Alternative zur höheren Mehrwertsteuer Bundesrat kippt Milliardenidee – bezahlen sollen am Ende alle

Sven Ziegler

2.2.2026

Karin Keller-Sutter will keine Grundstücksgewinnsteuer.
Karin Keller-Sutter will keine Grundstücksgewinnsteuer.
Keystone / Bildmontage blue News

Eine neue Grundstückgewinnsteuer auf Bundesebene könnte laut Experten Milliarden einbringen und wäre volkswirtschaftlich sinnvoller als höhere Mehrwertsteuern. Doch Finanzministerin Karin Keller-Sutter blockte.

Sven Ziegler

Keine Zeit? blue News fasst für dich zusammen

  • Bundesexperten empfehlen eine Grundstückgewinnsteuer statt höherer Mehrwert- oder Konsumsteuern.
  • Finanzministerin Karin Keller-Sutter verzichtete trotz hoher Einnahmen auf den Vorschlag.
  • Kantone und Immobilienbranche warnen vor höheren Kosten für Bauherren und Käufer.

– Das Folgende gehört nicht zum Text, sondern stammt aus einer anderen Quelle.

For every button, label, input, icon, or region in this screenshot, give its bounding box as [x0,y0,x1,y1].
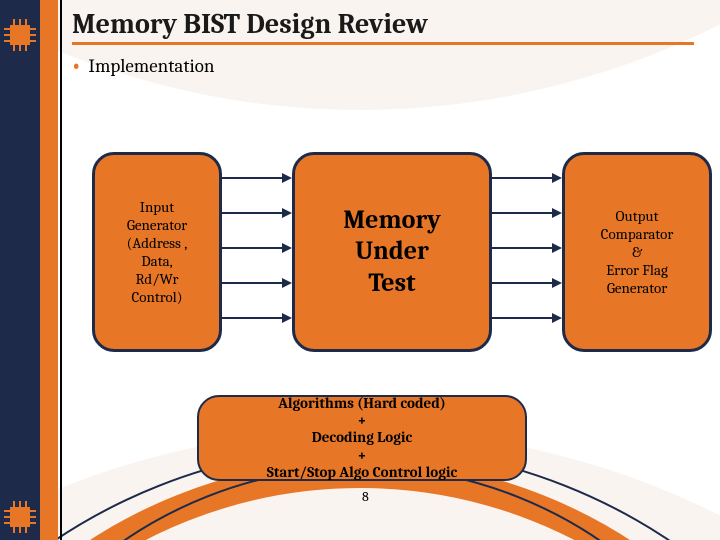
block-label: Input Generator (Address , Data, Rd/Wr C… [127,198,188,306]
page-title: Memory BIST Design Review [72,0,720,40]
block-label: Algorithms (Hard coded) + Decoding Logic… [267,395,457,481]
page-number: 8 [362,488,369,505]
content-area: Memory BIST Design Review •Implementatio… [72,0,720,540]
bullet-item: •Implementation [72,55,720,77]
block-label: Output Comparator & Error Flag Generator [601,207,674,297]
bullet-text: Implementation [88,55,214,77]
slide: Memory BIST Design Review •Implementatio… [0,0,720,540]
block-input-generator: Input Generator (Address , Data, Rd/Wr C… [92,152,222,352]
left-sidebar-accent [40,0,58,540]
chip-icon [2,18,38,52]
left-divider-line [60,0,62,540]
block-algorithms: Algorithms (Hard coded) + Decoding Logic… [197,395,527,481]
block-label: Memory Under Test [343,205,441,299]
block-memory-under-test: Memory Under Test [292,152,492,352]
bullet-dot-icon: • [72,55,88,77]
chip-icon [2,500,38,534]
block-output-comparator: Output Comparator & Error Flag Generator [562,152,712,352]
title-underline [72,42,694,45]
left-sidebar [0,0,40,540]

Eine Steueridee mit grossem Einnahmepotenzial sorgt erneut für politische Diskussionen. Wie der «Tages-Anzeiger» heute berichtet, empfahl eine vom Bundesrat eingesetzte Expertengruppe bereits vor über einem Jahr die Einführung einer bundesweiten Grundstückgewinnsteuer. 

Finanzministerin Karin Keller-Sutter entschied sich dennoch dagegen. Der Bundesrat will stattdessen die Aufrüstung der Armee und die 13. AHV-Rente über eine Erhöhung der Mehrwertsteuer finanzieren. Zusätzlich soll auch die Kapitalbezugssteuer bei Auszahlungen aus der zweiten und dritten Säule steigen.

Eine Erhöhung der Mehrwertsteuer verteuert Konsumgüter und Dienstleistungen flächendeckend – von Lebensmitteln bis zu Alltagsausgaben. Besonders spürbar ist das für Haushalte mit tieferen Einkommen, die einen grösseren Teil ihres Budgets für Konsum aufwenden müssen.

Dabei sehen Ökonomen Alternativen. Laut der Expertengruppe könnte eine Grundstückgewinnsteuer dem Bund jährlich rund eine Milliarde Franken einbringen – deutlich mehr als die geplante Erhöhung der Kapitalbezugssteuer.

Kantone stemmen sich gegen neue Abschöpfungen

Fachleute argumentieren, dass Grundstückgewinne häufig auf Standortentwicklung und öffentliche Investitionen zurückzuführen seien und weniger auf individuelle Leistung.

Wie heikel Eingriffe bei Immobiliengewinnen politisch sind, zeigt ein aktuelles Beispiel aus dem Kanton Zürich. Dort zog der Regierungsrat im Winter einen Vorschlag zurück, wonach der Kanton künftig 25 Prozent der kommunalen Grundstückgewinnsteuern erhalten sollte.

Die Vernehmlassung fiel eindeutig aus: Praktisch alle Parteien, 86 Gemeinden sowie ihre Verbände lehnten das Vorhaben ab. Sie argumentierten, dass sie wegen des Bevölkerungswachstums selbst hohe Infrastrukturinvestitionen stemmen müssten. Der Regierungsrat verzichtete daraufhin darauf, dem Kantonsrat überhaupt eine Vorlage zu unterbreiten.

Politischer Konflikt zeichnet sich ab

Trotz der ökonomischen Argumente gelten die Chancen für eine Bundeslösung als gering. Viele Parlamentarier besitzen selbst Immobilien, zudem ist der Hauseigentümerverband politisch stark verankert.

SP-Co-Präsident Cédric Wermuth fordert dennoch, dass der Bundesrat eine Grundstückgewinnsteuer prüft und dem Parlament eine Vorlage unterbreitet. Wertsteigerungen von Immobilien seien «fast immer Folge der allgemeinen Entwicklung eines Standorts und von Aufwertungen der Infrastruktur», finanziert durch die Allgemeinheit.

Ob der Vorschlag im Parlament eine Mehrheit findet, ist offen.